Despite having tacked to the right in the primaries, Romney was clearly among the more moderate of the high-profile Republicans in the 2012 elections. Although he came up short, he outperformed the Republicans to his right. That was apparent in the Senate races. Obama won five critical swing states–Pennsylvania, Ohio, Florida, Wisconsin, and Virginia–by a narrower margin than the respective Democratic candidates for Senate did. Missouri and Indiana split their tickets: both states went easily to Romney, but opted for Democratic senators. The reason for those last two upsets is that the extremism of the modern Republican party has become hard to ignore. The Republican candidate for Senate in Missouri, Todd Akin, tumbled in the polls after opining that only some sexual assaults count as “legitimate rape.” The Republican candidate for Senate in Indiana, Joe Mourdock, similarly offended voters by explaining that a pregnancy resulting from rape reflects “God’s will.” To paraphrase Oscar Wilde, a party that tries to send one rape apologist to the Senate might be unlucky; a party that fields two starts to look careless.

And in Texas? There weren’t many close contests in the general election, but there were some, and they went to the Democrats. In the race for San Antonio’s Twenty-Third Congressional District, Pete Gallego knocked out Francisco “Quico” Canseco, the Republican incumbent. In Fort Worth, Wendy Davis won the fight to keep her state senate seat, even though her redrawn district was more Republican than before. Joe Moody, a Democrat from El Paso, will replace Republican Dee Margo in the state house of representatives—one of seven seats Democrats picked up in the house, whittling their disadvantage from a 102-48 split to a mere 95-55. This is still a Republican state, clearly, but Democrats are showing some signs of life. And for what it’s worth, Romney earned more votes than Cruz. About 100,000 Texans voted Republican for president, then moved down the ballot and made a different decision.

The obvious explanation for Romney’s outsized victory in Texas would be that Texans are hostile to Obama. There’s an alternative explanation, however. Consider that Romney is, after all, the same kind of Republican as George H. W. Bush: moderate, business-focused, and willing to pander based on an intermittently errant impression of the Common Man. Despite being unpopular with the party base, Romney would almost certainly have won the state’s presidential primary, in May, even if he hadn’t effectively wrapped up the nomination by that point. Polling in March and April had found Romney beating Rick Santorum, the more socially conservative candidate, by perhaps ten or thirteen points. In other words, it’s possible that Texans actually liked Romney more than the far right’s rhetoric would suggest—that his outsized margin was fueled by moderates, not the far right’s antipathy to Obama.

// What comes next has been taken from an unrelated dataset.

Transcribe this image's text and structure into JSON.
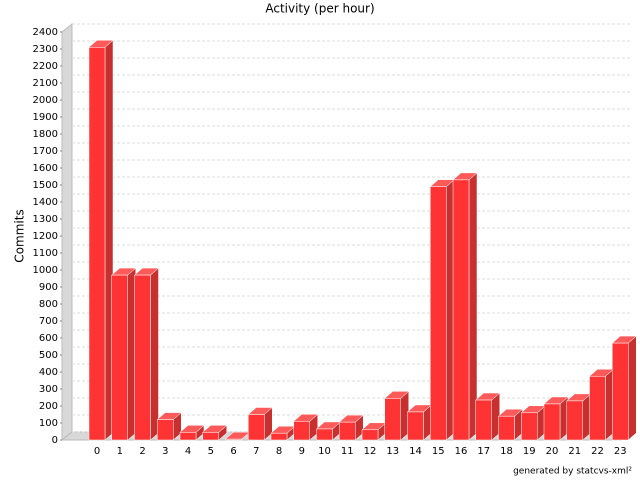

That possibility is worth considering as the 2013 legislative session and 2014 elections approach. The biggest political story in Texas next year is going to be the battle within the state Republican party, the moderates versus the conservatives. For the past two years, the conservatives have seemed to have the upper hand. Yesterday’s elections proved that Texas is still a Republican state. But if the moderates are willing to push back, the voters may back them up.